Journal & Topics Media Group

Dist. 207 Tightens Residency Rules Following Forfeit Of Football Season

Wallace To Call On Legislators To Increase Penalties For Parents Falsifying Student Residency

Entrance to Maine South High School off Dee Road in Park Ridge. (Journal photo)

Maine Township High School Dist. 207 Board of Education members made a small but significant change to district residency requirements Monday in the wake of the discovery that non-residents played on the Maine South football team, forcing this season’s Hawk win total to be voided. 

Dist. 207 Supt. Ken Wallace read a statement on residency before the vote at Monday’s school board meeting in Park Ridge.

“Tonight we are making a minor change to a residency policy to add clarification to it, making sure that we communicate in every possible way that students need to be legal residents of the district while enrolled in the district,” Wallace said. 

The previous policy said, “A student who becomes a non-resident during the school term may attend school until the completion of the school term in June on a tuition-free basis so long as there is no break in enrollment after becoming a non-resident.” 

The new language added to the residency policy said, “provided the student was a legal resident on the first day of the school term.” 

Wallace said coaches, including coach Dave Inserra, are not responsible to ensure players are residents. The district hired a full-time investigator to look at residency last fall before the football scandal broke, when the district faced the possibility that some Maine South football players lived outside the district in violation of Illinois High School Association rules.  

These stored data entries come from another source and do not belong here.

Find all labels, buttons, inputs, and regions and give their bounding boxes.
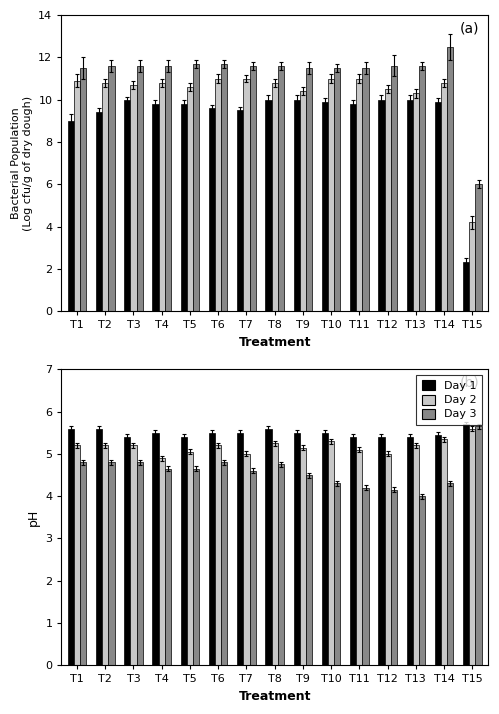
Bar xyxy=(137,463,143,665)
Bar xyxy=(237,110,244,311)
Bar xyxy=(391,66,397,311)
Bar xyxy=(293,433,300,665)
Text: (b): (b) xyxy=(460,376,480,389)
Text: (a): (a) xyxy=(460,21,480,35)
X-axis label: Treatment: Treatment xyxy=(239,690,311,703)
Bar xyxy=(356,450,362,665)
Bar xyxy=(378,100,385,311)
Bar xyxy=(96,112,102,311)
Bar xyxy=(108,66,114,311)
Bar xyxy=(419,496,425,665)
Bar xyxy=(130,85,137,311)
Bar xyxy=(152,104,159,311)
Bar xyxy=(447,483,454,665)
Bar xyxy=(334,483,340,665)
Bar xyxy=(221,64,228,311)
Bar xyxy=(469,222,476,311)
Bar xyxy=(476,184,482,311)
Bar xyxy=(463,263,469,311)
Bar xyxy=(152,433,159,665)
Bar xyxy=(68,428,74,665)
Bar xyxy=(68,121,74,311)
Bar xyxy=(441,83,447,311)
Y-axis label: Bacterial Population
(Log cfu/g of dry dough): Bacterial Population (Log cfu/g of dry d… xyxy=(11,96,33,231)
Bar xyxy=(306,68,312,311)
Bar xyxy=(435,102,441,311)
Bar xyxy=(334,68,340,311)
Bar xyxy=(193,64,199,311)
Bar xyxy=(124,100,130,311)
Bar xyxy=(407,100,413,311)
Bar xyxy=(250,66,255,311)
Bar xyxy=(407,437,413,665)
Bar xyxy=(350,437,356,665)
Bar xyxy=(306,475,312,665)
Bar xyxy=(265,100,271,311)
Bar xyxy=(447,47,454,311)
Bar xyxy=(74,446,80,665)
Bar xyxy=(165,468,171,665)
Bar xyxy=(265,428,271,665)
Bar xyxy=(159,83,165,311)
Bar xyxy=(378,437,385,665)
Bar xyxy=(237,433,244,665)
Bar xyxy=(362,68,369,311)
Bar xyxy=(328,79,334,311)
Bar xyxy=(476,426,482,665)
Bar xyxy=(187,452,193,665)
Bar xyxy=(300,448,306,665)
Bar xyxy=(278,66,284,311)
Bar xyxy=(181,104,187,311)
Bar xyxy=(391,490,397,665)
Bar xyxy=(322,433,328,665)
Bar xyxy=(244,454,250,665)
Bar xyxy=(215,446,221,665)
Bar xyxy=(271,83,278,311)
Bar xyxy=(209,433,215,665)
Bar xyxy=(159,458,165,665)
Bar xyxy=(328,441,334,665)
Bar xyxy=(356,79,362,311)
Bar xyxy=(435,435,441,665)
Bar xyxy=(124,437,130,665)
Bar xyxy=(271,443,278,665)
Bar xyxy=(250,471,255,665)
Bar xyxy=(80,463,86,665)
Bar xyxy=(209,108,215,311)
Bar xyxy=(108,463,114,665)
Bar xyxy=(80,68,86,311)
Bar xyxy=(350,104,356,311)
Bar xyxy=(244,79,250,311)
Bar xyxy=(130,446,137,665)
Bar xyxy=(385,89,391,311)
Bar xyxy=(385,454,391,665)
Bar xyxy=(413,446,419,665)
Bar xyxy=(322,102,328,311)
X-axis label: Treatment: Treatment xyxy=(239,336,311,348)
Bar xyxy=(413,94,419,311)
Bar xyxy=(300,91,306,311)
Bar xyxy=(419,66,425,311)
Bar xyxy=(181,437,187,665)
Bar xyxy=(441,439,447,665)
Bar xyxy=(362,488,369,665)
Bar xyxy=(293,100,300,311)
Bar xyxy=(221,463,228,665)
Bar xyxy=(469,428,476,665)
Bar xyxy=(193,468,199,665)
Bar xyxy=(74,81,80,311)
Y-axis label: pH: pH xyxy=(27,508,40,526)
Legend: Day 1, Day 2, Day 3: Day 1, Day 2, Day 3 xyxy=(416,375,483,425)
Bar xyxy=(278,465,284,665)
Bar xyxy=(463,424,469,665)
Bar xyxy=(102,446,108,665)
Bar xyxy=(96,428,102,665)
Bar xyxy=(187,87,193,311)
Bar xyxy=(102,83,108,311)
Bar xyxy=(137,66,143,311)
Bar xyxy=(165,66,171,311)
Bar xyxy=(215,79,221,311)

“This year’s residency events have helped us learn some important lessons that we are already using to improve our processes. We have multiple active cases right now, and we will continue to follow through on any student residency case that has merit. Something I want to make clear: In every single case of student enrollment parents have to prove initial residency through the proper documents which includes leases, utility bills, driver registrations and other similar documents. The problems occur most often when someone is establishing a second residence for the sole purpose of enrolling in school other than the one in which their primary residence is located,” Wallace said. 

He continued saying the issue goes well beyond Dist. 207. “I believe the issue of student residency is wide-spread, well beyond Dist. 207. The way the law is currently structured, it’s a pretty low bar for someone to meet to gain initial enrollment into our schools.” 

He said the burden of proof is on the district to prove a student is not a resident.  

“This takes weeks in most cases to do, and then the legal due process can take weeks if not months, and that is for each case,” Wallace said. 

He said he will reach out to local legislators to tighten laws regarding residency, including increasing penalties for parents who falsify residency.